I know I don't know the whole story. It's hard to put everything in just a short sentence. Everyone has their boundary lines on how far they can go with a relationship. Trust is huge. He is definately not perfect, but at least he is trying. 

I know it is hard. I've been there. The best of luck.


----------



## Anna1974 (Mar 13, 2009)

I understand after reading your story how difficult this must be for you. I understand full well what its like to deal with that situation. I agree with Suade, is he trying? I know people do change and get better if they activly seek councling. Addiction is a very difficult road for everyone. Only truly strong bonds hold together marriages that have been rocked by addiction. I understand how angry you must feel at this time but there is so much more involved in a divorce.I would hate for you to make a choice right away that you may regret later.
My advice would be to look at him as an indivdual and see if he really has been 100% committed to you (like you posted) and is making positive changes. Does he recognize his addiction? Like Lisa posted has his actions over the last year mached his words? Does he abuse you or your children verbaly or physically? Most of all do you still love him? 
I have been in your shoes and I can tell you that people do change and things do get better. Not everyones perfect but if we all turned our backs on addicts who would really be left. 
I wish the best for you!


----------



## Chloe123 (Mar 12, 2009)

Thank you for your responses. There is no form of physical or verbal abuse. He is actually quite good to me and recently told me that he feels like we're on our second honeymoon. 

As for counseling, he did go for about six months but there was no action plan. He just stopped cold turkey and said he would never do that again. In his words "I've buried it and it is in the past." My confusion is that I thought that it was something that one always dealt with. 

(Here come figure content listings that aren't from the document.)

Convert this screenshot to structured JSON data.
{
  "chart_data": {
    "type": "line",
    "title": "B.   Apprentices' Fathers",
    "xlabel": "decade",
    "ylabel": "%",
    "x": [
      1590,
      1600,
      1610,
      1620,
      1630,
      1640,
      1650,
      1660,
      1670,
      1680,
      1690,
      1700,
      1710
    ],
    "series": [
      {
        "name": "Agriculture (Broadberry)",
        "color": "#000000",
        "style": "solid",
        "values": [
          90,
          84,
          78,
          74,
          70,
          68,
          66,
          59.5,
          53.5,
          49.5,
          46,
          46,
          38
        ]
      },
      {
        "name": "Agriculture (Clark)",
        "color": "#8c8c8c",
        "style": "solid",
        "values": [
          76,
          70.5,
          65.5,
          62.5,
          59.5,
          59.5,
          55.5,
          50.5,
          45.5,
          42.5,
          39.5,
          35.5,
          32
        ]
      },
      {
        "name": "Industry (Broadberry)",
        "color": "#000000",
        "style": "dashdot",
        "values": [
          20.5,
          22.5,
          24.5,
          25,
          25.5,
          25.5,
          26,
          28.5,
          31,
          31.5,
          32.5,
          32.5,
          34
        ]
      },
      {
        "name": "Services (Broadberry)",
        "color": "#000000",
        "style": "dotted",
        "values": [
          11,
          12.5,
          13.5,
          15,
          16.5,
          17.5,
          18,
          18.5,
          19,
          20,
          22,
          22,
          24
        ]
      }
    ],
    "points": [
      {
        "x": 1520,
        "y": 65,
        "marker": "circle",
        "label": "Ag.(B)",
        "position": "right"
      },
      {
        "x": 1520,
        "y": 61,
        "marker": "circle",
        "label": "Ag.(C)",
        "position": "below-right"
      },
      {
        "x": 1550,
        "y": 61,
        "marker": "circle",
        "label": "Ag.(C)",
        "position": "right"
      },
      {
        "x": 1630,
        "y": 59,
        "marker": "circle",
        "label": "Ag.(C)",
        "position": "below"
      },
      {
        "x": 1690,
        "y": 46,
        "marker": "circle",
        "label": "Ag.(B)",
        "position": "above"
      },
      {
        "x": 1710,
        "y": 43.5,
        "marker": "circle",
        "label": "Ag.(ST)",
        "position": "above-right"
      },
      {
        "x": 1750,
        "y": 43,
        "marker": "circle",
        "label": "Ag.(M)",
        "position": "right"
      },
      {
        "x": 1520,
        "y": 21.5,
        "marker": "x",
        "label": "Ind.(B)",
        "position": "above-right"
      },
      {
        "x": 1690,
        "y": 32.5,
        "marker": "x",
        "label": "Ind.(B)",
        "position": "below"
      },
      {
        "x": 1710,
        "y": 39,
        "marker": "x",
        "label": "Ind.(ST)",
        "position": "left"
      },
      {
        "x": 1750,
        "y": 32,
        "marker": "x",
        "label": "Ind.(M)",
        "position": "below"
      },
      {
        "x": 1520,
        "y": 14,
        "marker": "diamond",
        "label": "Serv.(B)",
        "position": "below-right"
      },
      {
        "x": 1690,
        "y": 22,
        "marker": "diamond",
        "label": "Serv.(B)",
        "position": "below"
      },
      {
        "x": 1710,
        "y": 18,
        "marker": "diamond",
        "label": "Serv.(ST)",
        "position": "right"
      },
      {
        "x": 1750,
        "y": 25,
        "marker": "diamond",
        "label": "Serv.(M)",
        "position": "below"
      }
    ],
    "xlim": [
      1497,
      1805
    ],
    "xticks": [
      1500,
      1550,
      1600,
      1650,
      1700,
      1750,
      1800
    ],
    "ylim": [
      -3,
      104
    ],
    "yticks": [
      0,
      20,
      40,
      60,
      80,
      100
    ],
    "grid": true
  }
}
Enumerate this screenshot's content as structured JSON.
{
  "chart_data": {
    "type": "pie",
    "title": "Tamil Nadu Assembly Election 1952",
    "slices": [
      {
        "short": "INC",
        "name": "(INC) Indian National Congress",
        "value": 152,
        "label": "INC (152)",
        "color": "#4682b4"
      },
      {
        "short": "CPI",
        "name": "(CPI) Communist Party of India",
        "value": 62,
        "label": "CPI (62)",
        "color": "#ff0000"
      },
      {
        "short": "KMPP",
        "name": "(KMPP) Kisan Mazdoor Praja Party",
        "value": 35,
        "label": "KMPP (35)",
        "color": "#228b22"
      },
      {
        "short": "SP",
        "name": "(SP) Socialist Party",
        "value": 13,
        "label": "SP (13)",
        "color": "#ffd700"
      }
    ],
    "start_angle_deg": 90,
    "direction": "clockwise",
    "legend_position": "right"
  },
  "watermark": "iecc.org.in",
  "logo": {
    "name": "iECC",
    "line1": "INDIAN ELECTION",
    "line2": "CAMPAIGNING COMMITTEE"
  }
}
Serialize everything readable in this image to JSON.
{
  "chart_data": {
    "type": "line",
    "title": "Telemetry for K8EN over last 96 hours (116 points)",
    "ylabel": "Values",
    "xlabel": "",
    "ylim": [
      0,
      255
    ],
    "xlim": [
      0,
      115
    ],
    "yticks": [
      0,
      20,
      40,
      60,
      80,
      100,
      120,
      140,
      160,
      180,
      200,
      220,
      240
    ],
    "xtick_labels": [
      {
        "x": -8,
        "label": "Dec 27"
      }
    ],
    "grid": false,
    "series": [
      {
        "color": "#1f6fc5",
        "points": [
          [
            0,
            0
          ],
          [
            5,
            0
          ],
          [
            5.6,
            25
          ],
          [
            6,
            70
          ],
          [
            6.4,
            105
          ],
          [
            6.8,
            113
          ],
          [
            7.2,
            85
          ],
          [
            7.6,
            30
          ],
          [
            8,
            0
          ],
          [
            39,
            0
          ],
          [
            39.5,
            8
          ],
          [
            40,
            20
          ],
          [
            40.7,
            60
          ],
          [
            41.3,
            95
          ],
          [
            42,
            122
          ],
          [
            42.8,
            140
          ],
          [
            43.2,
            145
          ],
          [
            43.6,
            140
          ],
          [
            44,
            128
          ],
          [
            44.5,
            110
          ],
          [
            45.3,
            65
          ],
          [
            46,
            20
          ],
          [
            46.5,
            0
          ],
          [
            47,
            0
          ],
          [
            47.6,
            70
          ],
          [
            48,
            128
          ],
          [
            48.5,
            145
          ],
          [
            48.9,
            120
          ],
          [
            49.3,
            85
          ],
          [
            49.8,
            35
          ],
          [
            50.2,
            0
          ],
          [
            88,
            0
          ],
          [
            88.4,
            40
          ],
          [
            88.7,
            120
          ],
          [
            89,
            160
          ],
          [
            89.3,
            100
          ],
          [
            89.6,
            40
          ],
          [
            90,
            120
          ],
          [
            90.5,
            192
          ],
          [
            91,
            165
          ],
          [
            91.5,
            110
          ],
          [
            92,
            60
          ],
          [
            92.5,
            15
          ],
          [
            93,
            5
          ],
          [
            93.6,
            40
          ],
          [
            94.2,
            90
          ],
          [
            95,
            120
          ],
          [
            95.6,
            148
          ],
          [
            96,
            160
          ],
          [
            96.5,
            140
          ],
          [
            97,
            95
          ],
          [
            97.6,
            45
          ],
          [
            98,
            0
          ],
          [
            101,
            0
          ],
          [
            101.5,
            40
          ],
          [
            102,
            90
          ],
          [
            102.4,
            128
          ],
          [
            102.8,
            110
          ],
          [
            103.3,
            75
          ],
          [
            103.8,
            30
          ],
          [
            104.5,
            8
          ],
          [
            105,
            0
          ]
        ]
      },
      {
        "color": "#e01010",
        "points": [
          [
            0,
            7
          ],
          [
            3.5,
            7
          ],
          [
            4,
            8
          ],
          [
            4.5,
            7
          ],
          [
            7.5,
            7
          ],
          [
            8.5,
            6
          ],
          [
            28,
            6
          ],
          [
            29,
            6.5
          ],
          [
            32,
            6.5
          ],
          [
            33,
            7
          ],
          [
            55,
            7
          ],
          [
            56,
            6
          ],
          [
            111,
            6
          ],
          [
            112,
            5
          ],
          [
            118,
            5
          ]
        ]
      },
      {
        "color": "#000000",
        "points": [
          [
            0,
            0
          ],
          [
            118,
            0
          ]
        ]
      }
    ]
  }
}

Him being nice on all other accounts makes the way I feel so difficult.

Keep me thinking! I get too muddled in my own thoughts to myself!


----------



## Anna1974 (Mar 13, 2009)

Our counsler told us that some people are just like that," cold turkey" kind of people. If he is good to you and your kids then there is hope to find that love and trust again. Did he admit to having a problem? I agree that he did cross the line in telling someone he had a crush on them. Did it say anything else that had to do with sex or leaving you. Not knowing what was said in the email I cant judge. I know this may come off as odd but I kinda agree with his counslor that this incident isnt marriage ending if it was just a fascination with someone. I think we all have had that. Much love to you!


----------



## Chloe123 (Mar 12, 2009)

Anna,

He did admit last year that he had an addiction but doesn't bring it up now and doesn't like it if I mention it because (in his words) it is "in my past". His emails do not discuss leaving us, having physical intimacty, etc.

While I agree that in itself the emails are not marriage ending it's yet another thing to deal with and he crossed the line. And what would be said if I would have caught them 3, 6 or 12 months from now?


----------



## Anna1974 (Mar 13, 2009)

Chloe

I was thinking that maybe more of the focus could be on how you and your husband could grow more together. Talk more on the boundrys and things that would help him talk more openly to you. It could be that he is afraid to say things that could hurt you. Men are dumb we all know that! But we love them anyway because they can do some wonderfull things for us. Its hard to speculate what could be, that can sometimes poision our minds to what really there. Its my opinion that if he didnt say anything about sex or leaving you in the two months that he met this person then he most likely would not have. You know him best not any of us. 
Best wishes to you! Let love rule!


----------